Un mois dédié à l’abstraction au Thé des Muses
Le Thé des Muses accueille, durant tout le mois de novembre, l’univers singulier d’une artiste d’origine bulgare du nom de Sarmena Stantcheva, diplômée en Arts Plastiques, installée en France depuis 1991. Arrivée à Toulouse peu après la chute du mur de Berlin, elle y découvre une liberté d’expression nouvelle qui deviendra le moteur de son travail : donner forme, par la peinture, à ce que les mots ne savent pas toujours dire.
Parcours d’une artiste entre deux pays
Sa carrière s’est construite entre pédagogie et création. Après avoir enseigné dans plusieurs établissements scolaires, elle fonde dès l’âge de 22 ans des ateliers d’arts plastiques, d’abord en Bulgarie, puis en France. Ses premières expositions voient le jour dans le Sud, avant de se poursuivre dans le Nord-Est où elle réside aujourd’hui.
Une quête intérieure tournée vers l’Univers
Son œuvre puise dans une recherche intérieure profonde. Chaque toile interroge : Qui sommes-nous ? D’où venons-nous ? Qu’est-ce qui nous relie à l’Univers ? Ces questions essentielles forment le souffle de son travail.

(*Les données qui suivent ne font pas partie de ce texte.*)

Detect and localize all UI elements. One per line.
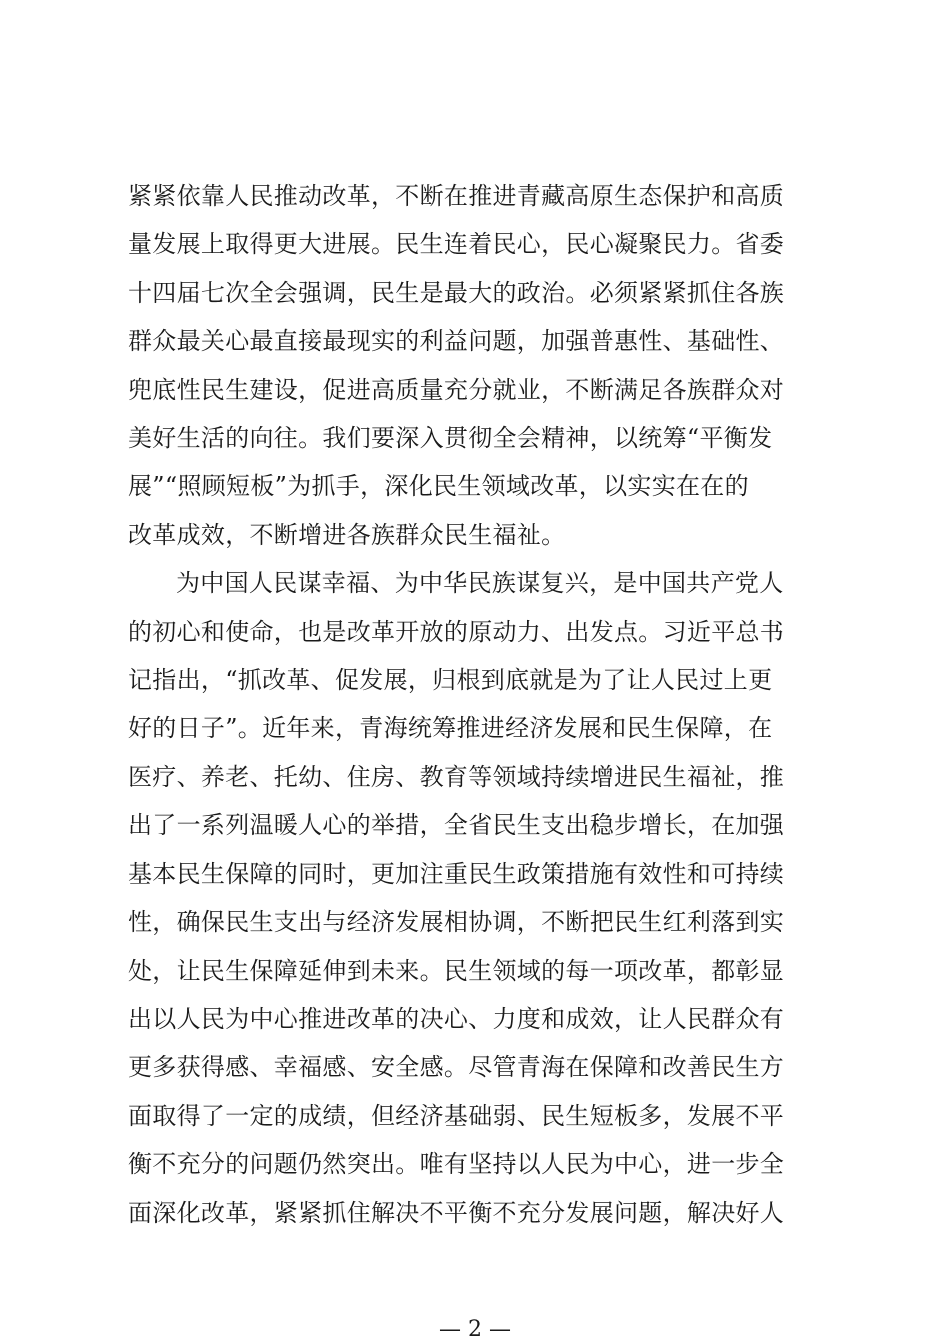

Par la couleur, les formes et les textures, elle construit un langage abstrait qui explore la place de l’être humain dans le vaste mouvement cosmique.

Une écriture picturale entre huile, matière et mouvement
Ses créations, principalement réalisées à l’huile sur toile mais aussi sur papier ou sur bois, déploient un style personnel, marqué par un mouvement continu : celui d’un abstrait sans frontières, ouvert à l’infini. Ses précédentes expositions L’Infini, L’Essence de l’Univers, L’Oiseau et l’Univers témoignent de cette démarche où cosmos et intériorité se rencontrent.
Une invitation à plonger dans l’abstrait
Cette exposition propose une traversée sensible de l’abstraction, où les couleurs deviennent pensée et les formes une porte ouverte sur l’infini. Une rencontre avec une artiste pour qui la peinture relie l’intime à l’universel.